Underwater visual localization remains challenging due to wavelength-dependent attenuation, poor texture, and non-Gaussian sensor noise. We introduce MARVO, a physics-aware, learning-integrated odometry framework that fuses underwater image formation modeling, differentiable matching, and reinforcement-learning optimization. At the front-end, we extend transformer-based feature matcher with a Physics Aware Radiance Adapter that compensates for color channel attenuation and contrast loss, yielding geometrically consistent feature correspondences under turbidity. These semi dense matches are combined with inertial and pressure measurements inside a factor-graph backend, where we formulate a keyframe-based visual-inertial-barometric estimator using GTSAM library. Each keyframe introduces (i) Pre-integrated IMU motion factors, (ii) MARVO-derived visual pose factors, and (iii) barometric depth priors, giving a full-state MAP estimate in real time. Lastly, we introduce a Reinforcement-Learningbased Pose-Graph Optimizer that refines global trajectories beyond local minima of classical least-squares solvers by learning optimal retraction actions on SE(2).

Paper Structure

This paper contains 29 sections, 10 equations, 5 figures, 4 tables.

Figures (5)

  • Figure 1: Overview of MARVO. PARA enhances LoFTR features using physically-informed radiance correction. Corrected visual factors are fused with IMU and barometric depth in a GTSAM factor graph to produce real-time VO. An offline reinforcement-learning agent performs pose-graph refinement to obtain globally consistent trajectories.
  • Figure 2: Examples of synthetic data used in MARVO. Each row shows an example from a different dataset (ScanNet, TartanAir, Hypersim): original RGB image, corresponding depth map, and the generated synthetic underwater image with simulated attenuation and scattering.
  • Figure 3: Qualitative feature matching comparison: MARVO produces denser and more geometrically stable correspondences than SuperGlue, ORB, and LoFTR under underwater conditions characterized by turbidity, color attenuation, and low texture. Conventional matchers degrade noticeably, while MARVO maintains semi-dense and spatially coherent matches through physics-aware radiance modulation.
  • Figure 4: PARA architecture: The Physics-Aware Radiance Adapter takes coarse CNN features and predicts per-pixel attenuation and backscatter fields.

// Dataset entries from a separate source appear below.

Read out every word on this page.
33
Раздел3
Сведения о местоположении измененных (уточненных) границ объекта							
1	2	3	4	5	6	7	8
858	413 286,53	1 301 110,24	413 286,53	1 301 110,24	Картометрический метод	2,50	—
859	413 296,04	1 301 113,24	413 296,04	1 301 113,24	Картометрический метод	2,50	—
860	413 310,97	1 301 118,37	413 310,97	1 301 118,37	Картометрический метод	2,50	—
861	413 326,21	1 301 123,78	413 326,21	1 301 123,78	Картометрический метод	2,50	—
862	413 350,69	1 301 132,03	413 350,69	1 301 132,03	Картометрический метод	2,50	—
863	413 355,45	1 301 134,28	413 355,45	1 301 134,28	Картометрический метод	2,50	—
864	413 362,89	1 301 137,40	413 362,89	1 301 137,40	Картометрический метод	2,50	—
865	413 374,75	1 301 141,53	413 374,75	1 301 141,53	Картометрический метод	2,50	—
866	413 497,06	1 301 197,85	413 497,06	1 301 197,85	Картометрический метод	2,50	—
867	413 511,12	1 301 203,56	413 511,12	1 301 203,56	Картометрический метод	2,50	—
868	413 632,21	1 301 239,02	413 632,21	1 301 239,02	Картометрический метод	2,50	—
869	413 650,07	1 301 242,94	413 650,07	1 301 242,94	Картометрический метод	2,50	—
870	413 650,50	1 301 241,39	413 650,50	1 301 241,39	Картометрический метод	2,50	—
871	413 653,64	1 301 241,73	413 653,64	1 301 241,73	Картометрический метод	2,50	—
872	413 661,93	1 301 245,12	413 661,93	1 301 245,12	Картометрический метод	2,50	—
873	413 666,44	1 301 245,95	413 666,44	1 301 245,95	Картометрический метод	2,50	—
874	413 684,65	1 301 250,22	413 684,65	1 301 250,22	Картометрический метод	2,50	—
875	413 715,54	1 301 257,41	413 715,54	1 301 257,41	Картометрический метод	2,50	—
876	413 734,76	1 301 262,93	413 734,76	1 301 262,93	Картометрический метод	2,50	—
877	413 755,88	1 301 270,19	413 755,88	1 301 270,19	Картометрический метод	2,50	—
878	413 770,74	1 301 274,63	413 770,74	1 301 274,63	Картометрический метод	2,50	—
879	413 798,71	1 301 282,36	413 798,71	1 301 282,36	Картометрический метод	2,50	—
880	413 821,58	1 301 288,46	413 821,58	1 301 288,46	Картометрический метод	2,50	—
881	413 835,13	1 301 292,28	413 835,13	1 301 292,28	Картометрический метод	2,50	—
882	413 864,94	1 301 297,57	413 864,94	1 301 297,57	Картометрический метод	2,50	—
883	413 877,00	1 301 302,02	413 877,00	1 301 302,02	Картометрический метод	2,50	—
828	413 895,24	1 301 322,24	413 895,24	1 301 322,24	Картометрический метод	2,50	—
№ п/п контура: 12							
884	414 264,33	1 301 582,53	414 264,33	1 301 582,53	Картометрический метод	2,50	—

These are used to generate a radiance correction mask $\Gamma(x)$, which normalizes intermediate descriptors before transformer matching. PARA compensates for wavelength-dependent attenuation, color imbalance, and contrast degradation common in underwater environments.
  • Figure 5: Reinforcement learning-based pose-graph optimization. A GNN encoder maps an initial pose graph to latent edge features, which condition a recurrent SAC agent. The agent iteratively applies retraction actions; a final linear least-squares step produces the optimized pose graph.